Several cancers can cause armpit lymph nodes to enlarge. Lymphoma, both Hodgkin and non-Hodgkin types, often first appears as a painless swollen node. Breast cancer is another major consideration, as cancer cells from the breast commonly spread to axillary nodes first. Lung, thyroid, stomach, colorectal, pancreatic, ovarian, kidney, and skin cancers (particularly melanoma) can also metastasize to the armpit.

The texture and behavior of the node matter. Nodes that feel soft are generally insignificant. A rubbery feel is classically associated with lymphoma. Hard, fixed nodes that don’t move when you press them raise more concern for metastatic cancer. Painless swelling is actually more worrisome than tender swelling, since pain usually indicates your immune system is actively fighting an infection.

The systemic symptoms that accompany lymphoma are distinctive: drenching night sweats (not just feeling warm), unexplained weight loss, persistent fatigue, fevers without an obvious infection, itchy skin, and sometimes chest or bone pain. If your armpit swelling comes with several of these, that combination warrants prompt evaluation.

What the Size and Duration Tell You

A reactive node from a minor infection might swell to the size of a pea or small grape and shrink back within one to two weeks as the infection resolves. Nodes that keep growing over several weeks, reach a size you can easily see or feel without pressing, or don’t shrink after an infection clears deserve a closer look.

Doctors evaluating a swollen armpit node consider its size, how long it’s been present, whether it’s tender, how it feels (soft, rubbery, or hard), whether it moves freely or seems anchored to surrounding tissue, and whether there’s an obvious cause like a recent cut or vaccination. Imaging, typically ultrasound, is the usual next step when the cause isn’t clear. If imaging raises questions, a biopsy (removing a small sample of tissue from the node) provides a definitive answer.

What You Can Do Right Now

Check your hands, arms, and chest for any cuts, rashes, bites, or signs of skin infection.

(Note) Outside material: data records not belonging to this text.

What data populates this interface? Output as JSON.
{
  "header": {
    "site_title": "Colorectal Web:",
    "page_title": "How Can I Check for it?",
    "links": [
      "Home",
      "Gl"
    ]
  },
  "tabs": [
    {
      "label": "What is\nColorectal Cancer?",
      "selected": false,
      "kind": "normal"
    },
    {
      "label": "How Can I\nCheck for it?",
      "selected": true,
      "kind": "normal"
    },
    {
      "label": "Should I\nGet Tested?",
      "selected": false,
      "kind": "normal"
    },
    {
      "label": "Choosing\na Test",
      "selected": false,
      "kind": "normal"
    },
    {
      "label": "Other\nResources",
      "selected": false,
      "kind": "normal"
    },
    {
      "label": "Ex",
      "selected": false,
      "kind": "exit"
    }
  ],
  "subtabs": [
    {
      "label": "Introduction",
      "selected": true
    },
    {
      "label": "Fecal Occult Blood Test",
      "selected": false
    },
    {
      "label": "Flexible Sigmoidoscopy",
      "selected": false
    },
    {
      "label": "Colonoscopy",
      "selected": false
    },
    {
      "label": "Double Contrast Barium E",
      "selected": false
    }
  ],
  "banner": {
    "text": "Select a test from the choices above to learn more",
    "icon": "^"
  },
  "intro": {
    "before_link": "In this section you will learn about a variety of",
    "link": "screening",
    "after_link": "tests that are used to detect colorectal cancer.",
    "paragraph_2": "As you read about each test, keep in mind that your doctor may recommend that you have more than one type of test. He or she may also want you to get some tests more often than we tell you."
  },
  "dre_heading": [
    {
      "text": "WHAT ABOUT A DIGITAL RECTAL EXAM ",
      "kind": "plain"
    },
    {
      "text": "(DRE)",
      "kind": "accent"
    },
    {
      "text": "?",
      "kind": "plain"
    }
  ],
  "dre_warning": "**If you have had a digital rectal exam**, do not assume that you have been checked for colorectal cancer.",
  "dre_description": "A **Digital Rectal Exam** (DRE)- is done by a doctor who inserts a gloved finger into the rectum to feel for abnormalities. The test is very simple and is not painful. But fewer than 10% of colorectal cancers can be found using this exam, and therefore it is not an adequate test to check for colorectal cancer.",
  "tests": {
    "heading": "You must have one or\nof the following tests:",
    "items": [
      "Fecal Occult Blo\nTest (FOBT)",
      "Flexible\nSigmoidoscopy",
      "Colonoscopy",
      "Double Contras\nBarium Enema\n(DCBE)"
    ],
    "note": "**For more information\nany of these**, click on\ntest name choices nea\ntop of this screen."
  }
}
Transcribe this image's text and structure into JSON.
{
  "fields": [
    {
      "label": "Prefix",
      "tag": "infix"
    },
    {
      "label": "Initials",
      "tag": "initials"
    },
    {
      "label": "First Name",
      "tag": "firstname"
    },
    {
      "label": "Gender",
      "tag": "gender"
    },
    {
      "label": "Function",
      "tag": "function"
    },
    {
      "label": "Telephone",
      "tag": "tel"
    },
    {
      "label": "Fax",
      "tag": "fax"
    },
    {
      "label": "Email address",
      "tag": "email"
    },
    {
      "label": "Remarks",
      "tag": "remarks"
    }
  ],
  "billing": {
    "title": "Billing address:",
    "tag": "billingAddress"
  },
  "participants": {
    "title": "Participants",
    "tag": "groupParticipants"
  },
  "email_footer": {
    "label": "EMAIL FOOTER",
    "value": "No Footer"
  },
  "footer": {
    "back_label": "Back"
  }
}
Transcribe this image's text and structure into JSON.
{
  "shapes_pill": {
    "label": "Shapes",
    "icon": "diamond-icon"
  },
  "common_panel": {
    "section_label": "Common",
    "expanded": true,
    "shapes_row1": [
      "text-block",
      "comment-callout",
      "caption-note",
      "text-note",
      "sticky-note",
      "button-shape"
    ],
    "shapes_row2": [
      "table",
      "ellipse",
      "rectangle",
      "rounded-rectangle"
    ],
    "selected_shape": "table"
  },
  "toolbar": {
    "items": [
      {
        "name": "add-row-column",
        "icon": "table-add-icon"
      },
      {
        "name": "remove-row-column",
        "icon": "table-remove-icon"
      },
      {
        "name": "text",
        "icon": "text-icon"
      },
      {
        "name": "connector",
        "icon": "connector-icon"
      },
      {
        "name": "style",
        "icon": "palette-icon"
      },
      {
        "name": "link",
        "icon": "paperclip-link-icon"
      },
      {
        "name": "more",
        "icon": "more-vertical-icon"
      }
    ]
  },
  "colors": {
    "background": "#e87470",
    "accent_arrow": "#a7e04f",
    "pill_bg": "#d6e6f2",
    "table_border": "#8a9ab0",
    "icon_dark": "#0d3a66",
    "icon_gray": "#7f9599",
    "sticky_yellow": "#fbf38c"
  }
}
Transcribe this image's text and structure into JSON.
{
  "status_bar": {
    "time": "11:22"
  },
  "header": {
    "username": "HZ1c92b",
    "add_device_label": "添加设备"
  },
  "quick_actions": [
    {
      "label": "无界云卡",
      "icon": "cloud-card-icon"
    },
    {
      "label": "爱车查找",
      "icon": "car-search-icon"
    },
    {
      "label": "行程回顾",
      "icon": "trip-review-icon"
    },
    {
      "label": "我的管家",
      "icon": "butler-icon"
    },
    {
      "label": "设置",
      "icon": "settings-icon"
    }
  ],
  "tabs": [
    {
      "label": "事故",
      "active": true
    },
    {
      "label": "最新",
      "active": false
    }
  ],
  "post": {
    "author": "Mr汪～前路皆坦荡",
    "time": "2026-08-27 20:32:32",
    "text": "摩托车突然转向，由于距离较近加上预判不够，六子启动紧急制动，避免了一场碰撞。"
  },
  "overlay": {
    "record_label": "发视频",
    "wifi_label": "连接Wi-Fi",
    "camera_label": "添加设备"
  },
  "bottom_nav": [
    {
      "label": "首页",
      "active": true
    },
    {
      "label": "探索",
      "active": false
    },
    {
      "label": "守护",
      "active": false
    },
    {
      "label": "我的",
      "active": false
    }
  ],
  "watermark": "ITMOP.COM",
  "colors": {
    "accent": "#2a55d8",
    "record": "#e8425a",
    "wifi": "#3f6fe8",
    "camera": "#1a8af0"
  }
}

Look at whether the swelling is on one side or both, and whether it appeared suddenly or has been gradually growing. Think about recent vaccinations, new deodorants or razors, and any recent contact with cats.

A warm compress can ease discomfort from an inflamed node. If you can trace the swelling to an obvious cause like a healing cut or recent vaccine, giving it two to four weeks to resolve on its own is reasonable. Swelling that persists beyond a few weeks without explanation, continues to grow, feels hard or immovable, or comes alongside night sweats, unexplained weight loss, or persistent fatigue is worth getting evaluated sooner rather than later.